Presidential connection

The president’s Republic Day-eve speech was political in the best sense of the term.

Published: January 27, 2014 12:20:25 am

The president’s Republic Day-eve speech was political in the best sense of the term.

On the eve of Republic Day, the president addresses the nation. The speech is as familiar a ritual as the military displays, the bravery awards, the floating tableaux and the confetti. But on rare occasions like last Saturday, the speech lifts above the predictable. President Pranab Mukherjee put away the readymade phrases and the worn metaphors, and engaged directly with the people. His address was a political one, in the best sense of the term. It acknowledged ongoing events, and the current sense of turmoil, and placed them in big-picture perspective.

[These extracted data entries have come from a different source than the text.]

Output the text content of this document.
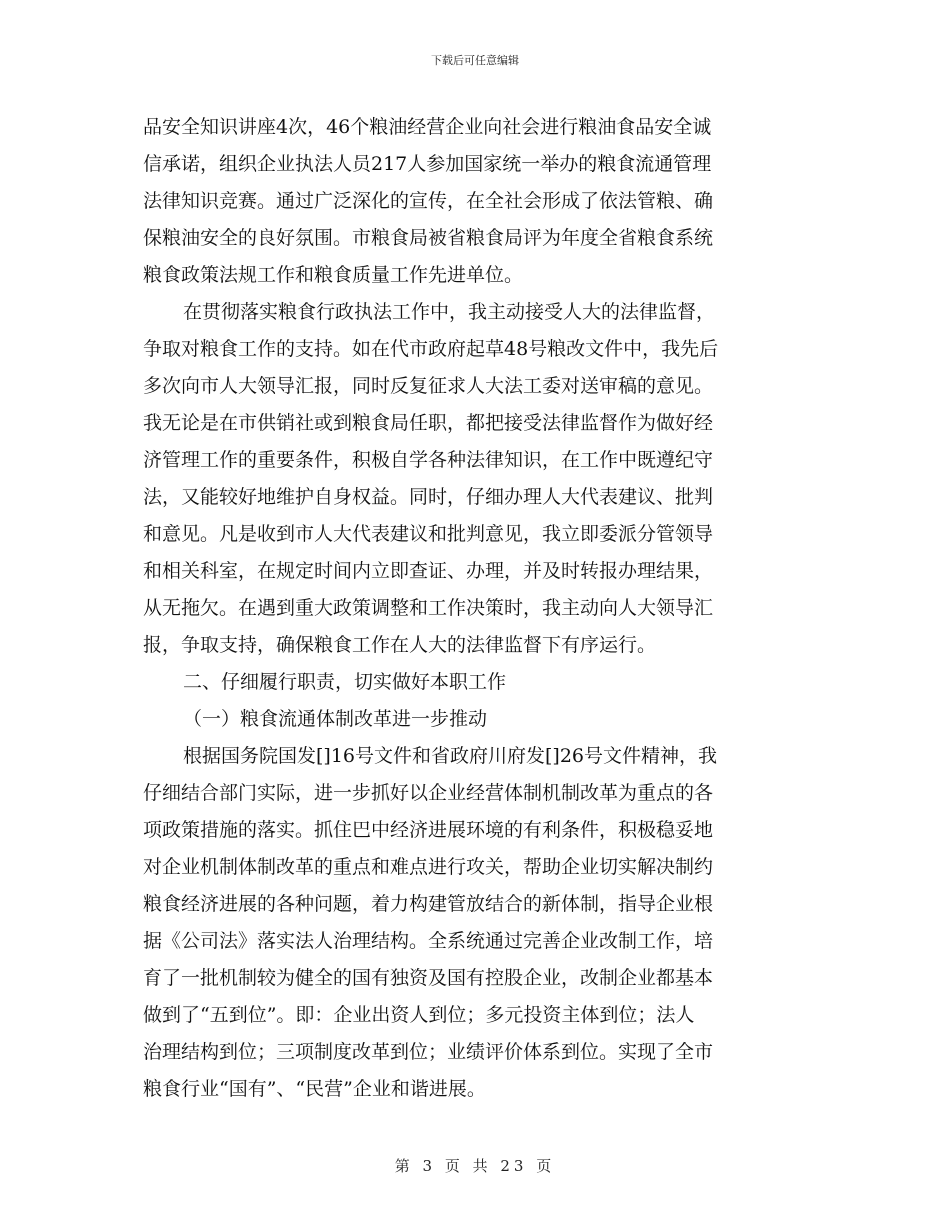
下载后可任意编辑
品安全知识讲座4次，46个粮油经营企业向社会进行粮油食品安全诚
信承诺，组织企业执法人员217人参加国家统一举办的粮食流通管理
法律知识竞赛。通过广泛深化的宣传，在全社会形成了依法管粮、确
保粮油安全的良好氛围。市粮食局被省粮食局评为年度全省粮食系统
粮食政策法规工作和粮食质量工作先进单位。
在贯彻落实粮食行政执法工作中，我主动接受人大的法律监督，
争取对粮食工作的支持。如在代市政府起草48号粮改文件中，我先后
多次向市人大领导汇报，同时反复征求人大法工委对送审稿的意见。
我无论是在市供销社或到粮食局任职，都把接受法律监督作为做好经
济管理工作的重要条件，积极自学各种法律知识，在工作中既遵纪守
法，又能较好地维护自身权益。同时，仔细办理人大代表建议、批判
和意见。凡是收到市人大代表建议和批判意见，我立即委派分管领导
和相关科室，在规定时间内立即查证、办理，并及时转报办理结果，
从无拖欠。在遇到重大政策调整和工作决策时，我主动向人大领导汇
报，争取支持，确保粮食工作在人大的法律监督下有序运行。
二、仔细履行职责，切实做好本职工作
（一）粮食流通体制改革进一步推动
根据国务院国发[]16号文件和省政府川府发[]26号文件精神，我
仔细结合部门实际，进一步抓好以企业经营体制机制改革为重点的各
项政策措施的落实。抓住巴中经济进展环境的有利条件，积极稳妥地
对企业机制体制改革的重点和难点进行攻关，帮助企业切实解决制约
粮食经济进展的各种问题，着力构建管放结合的新体制，指导企业根
据《公司法》落实法人治理结构。全系统通过完善企业改制工作，培
育了一批机制较为健全的国有独资及国有控股企业，改制企业都基本
做到了“五到位”。即：企业出资人到位；多元投资主体到位；法人
治理结构到位；三项制度改革到位；业绩评价体系到位。实现了全市
粮食行业“国有”、“民营”企业和谐进展。
第 3 页 共 23 页
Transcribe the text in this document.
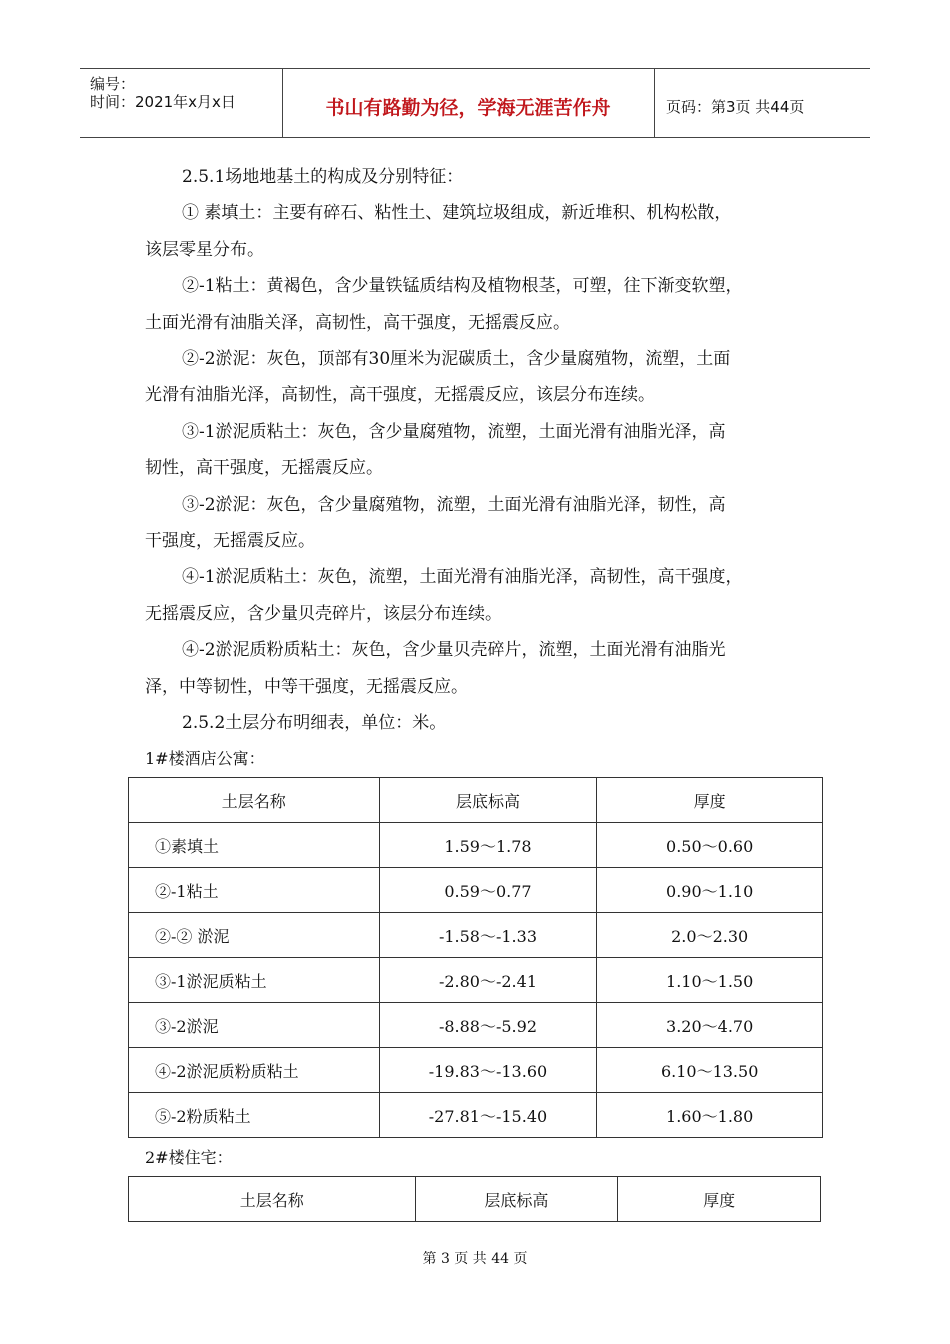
编号：
时间：2021年x月x日	书山有路勤为径，学海无涯苦作舟	页码：第3页 共44页
2.5.1场地地基土的构成及分别特征：
① 素填土：主要有碎石、粘性土、建筑垃圾组成，新近堆积、机构松散，
该层零星分布。
②-1粘土：黄褐色，含少量铁锰质结构及植物根茎，可塑，往下渐变软塑，
土面光滑有油脂关泽，高韧性，高干强度，无摇震反应。
②-2淤泥：灰色，顶部有30厘米为泥碳质土，含少量腐殖物，流塑，土面
光滑有油脂光泽，高韧性，高干强度，无摇震反应，该层分布连续。
③-1淤泥质粘土：灰色，含少量腐殖物，流塑，土面光滑有油脂光泽，高
韧性，高干强度，无摇震反应。
③-2淤泥：灰色，含少量腐殖物，流塑，土面光滑有油脂光泽，韧性，高
干强度，无摇震反应。
④-1淤泥质粘土：灰色，流塑，土面光滑有油脂光泽，高韧性，高干强度，
无摇震反应，含少量贝壳碎片，该层分布连续。
④-2淤泥质粉质粘土：灰色，含少量贝壳碎片，流塑，土面光滑有油脂光
泽，中等韧性，中等干强度，无摇震反应。
2.5.2土层分布明细表，单位：米。
1#楼酒店公寓：
土层名称	层底标高	厚度
①素填土	1.59～1.78	0.50～0.60
②-1粘土	0.59～0.77	0.90～1.10
②-② 淤泥	-1.58～-1.33	2.0～2.30
③-1淤泥质粘土	-2.80～-2.41	1.10～1.50
③-2淤泥	-8.88～-5.92	3.20～4.70
④-2淤泥质粉质粘土	-19.83～-13.60	6.10～13.50
⑤-2粉质粘土	-27.81～-15.40	1.60～1.80
2#楼住宅：
土层名称	层底标高	厚度
第 3 页 共 44 页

The president spoke of the democratic compact, and the legitimacy of people’s anger against public corruption. He also spoke of the other reason for public disillusionment — the tendency to promise more than what is possible. “Populist anarchy cannot be a substitute for governance,” he stressed, because it only leads to further frustration and rage at a system then seen as withholding. While a rhetoric-reality gap marks most democracies because of the nature of competitive politics, it is also evident that, for various reasons, India has seen a widening abyss between what citizens expect and what politics and government have managed to deliver. President Mukherjee warned governments that this increased the magnitude of their responsibilities, and that, given the racing aspirations they have to fulfil, social and economic progress would have to match that breakneck pace.

While speaking of democracy’s marvellous ability to renew itself, the president spoke of the way ends are met in politics, through discussion and negotiation, how those norms could not be relegated or sacrificed, and the need to ensure that “healthy differences of opinion” do not lead to “an unhealthy strife” within the polity. He spoke of the plunging quality of debate. As the president talked to the people, it was tempting to read between the lines, guess at which party or mobilisation was being alluded to — and there could be several interpretations. But above all, President Mukherjee managed to convey the truth about these times, without attacking or holding up one or the other political force, while involving them all, along with the citizens of this nation.